While the transition will raise compliance costs, it is also expected to drive consolidation among smaller manufacturers, ultimately strengthening India’s position as a trusted, world-class pharmaceutical manufacturing base. Together, consolidation and tighter quality norms are reshaping the competitive landscape into one defined not by scale alone, but by capability, credibility and long-term global competitiveness.
If there is one theme that captures the spirit of 2025, it is India’s rising innovation momentum. Companies have doubled investments in the next wave of biosimilars targeting global markets, including Abatacept, Daratumumab, Pembrolizumab, Ustekinumab and Denosumab. Breakthroughs such as India’s first indigenous CAR-T therapy, Wockhardt’s novel NCE Zidebactam and Glenmark’s out-licencing of ISB-2001 reflect a maturing ecosystem capable of producing high-value assets for global markets.

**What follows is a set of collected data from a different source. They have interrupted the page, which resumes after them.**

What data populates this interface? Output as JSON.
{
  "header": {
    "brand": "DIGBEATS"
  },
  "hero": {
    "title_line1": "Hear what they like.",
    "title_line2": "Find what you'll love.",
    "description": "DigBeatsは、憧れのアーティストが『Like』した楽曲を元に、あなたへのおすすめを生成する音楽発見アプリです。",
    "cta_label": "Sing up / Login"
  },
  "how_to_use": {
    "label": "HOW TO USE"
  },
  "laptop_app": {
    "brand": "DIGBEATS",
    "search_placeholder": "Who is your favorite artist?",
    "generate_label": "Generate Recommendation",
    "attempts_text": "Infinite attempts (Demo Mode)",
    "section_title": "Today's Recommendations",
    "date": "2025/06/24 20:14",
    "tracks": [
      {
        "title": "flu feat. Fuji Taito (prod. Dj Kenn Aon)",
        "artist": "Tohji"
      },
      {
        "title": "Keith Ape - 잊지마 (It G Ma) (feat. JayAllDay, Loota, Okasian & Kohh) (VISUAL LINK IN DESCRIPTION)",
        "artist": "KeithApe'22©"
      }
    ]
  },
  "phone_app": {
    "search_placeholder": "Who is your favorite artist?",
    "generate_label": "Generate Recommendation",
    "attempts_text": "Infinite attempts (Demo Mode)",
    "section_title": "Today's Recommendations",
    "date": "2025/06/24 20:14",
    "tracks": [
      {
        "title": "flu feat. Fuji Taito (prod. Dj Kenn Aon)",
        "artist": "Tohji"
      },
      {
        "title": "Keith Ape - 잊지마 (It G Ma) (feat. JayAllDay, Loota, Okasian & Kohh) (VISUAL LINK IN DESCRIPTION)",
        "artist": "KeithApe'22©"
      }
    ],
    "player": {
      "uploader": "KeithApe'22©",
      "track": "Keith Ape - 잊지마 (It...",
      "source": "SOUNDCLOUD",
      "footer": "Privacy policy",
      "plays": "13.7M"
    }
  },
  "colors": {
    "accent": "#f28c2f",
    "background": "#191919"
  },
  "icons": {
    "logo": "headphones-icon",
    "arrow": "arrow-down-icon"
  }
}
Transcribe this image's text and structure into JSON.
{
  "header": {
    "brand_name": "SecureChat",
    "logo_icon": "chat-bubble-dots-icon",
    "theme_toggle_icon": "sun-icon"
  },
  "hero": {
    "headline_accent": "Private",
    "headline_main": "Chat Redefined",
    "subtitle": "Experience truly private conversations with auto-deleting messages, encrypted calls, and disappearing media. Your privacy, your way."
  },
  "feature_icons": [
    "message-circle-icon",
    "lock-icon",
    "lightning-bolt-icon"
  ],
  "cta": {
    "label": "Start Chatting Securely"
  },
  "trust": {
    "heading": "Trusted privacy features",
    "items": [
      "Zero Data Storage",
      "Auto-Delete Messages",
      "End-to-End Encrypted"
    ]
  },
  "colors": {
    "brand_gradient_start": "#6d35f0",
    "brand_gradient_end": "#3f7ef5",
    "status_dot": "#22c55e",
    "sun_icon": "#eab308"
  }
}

At the same time, Artificial Intelligence (AI) and automation moved from experimentation to essential infrastructure. Digital tools are now embedded across R&D, quality assessment, manufacturing, clinical analytics and regulatory operations. The rapid expansion of Global Capability Centres (GCCs) by multinational innovators has anchored India more deeply within global scientific and regulatory workflows.
This convergence of biosimilars, deep tech and advanced manufacturing marks the beginning of India’s next scientific leap.
As India prepares for 2026, the sector’s priorities are clear. Companies will need to strategically diversify beyond the US while also strengthening on-ground presence to maintain long-term access. Biosimilars represent a significant global opportunity as major biologic patents expire, making accelerated development essential. The enhanced GMP standards under Schedule M will drive compliance-led consolidation, with quality emerging as a defining competitive advantage.
Strengthening anti-counterfeit measures, through QR-based traceability and digital authentication, will be critical to safeguarding patient trust. As global supply chains reset, deeper partnerships with China, Europe and the US will unlock new scientific and commercial pathways. Underpinning all of this will be the sector’s increasing reliance on AI, automation and advanced analytics, which will shape competitiveness, productivity and innovation velocity.
2025 was not a year of disruption, it was a year of direction. It signaled that Indian pharma is stepping into a new league defined not by volume, but by value, science and global relevance. As the world re-organises its health supply chains, India has a once-in-a-generation opportunity to lead this transformation with confidence, capability and conviction.
This article is authored by Sheetal Arora, promoter and CEO, Mankind Pharma.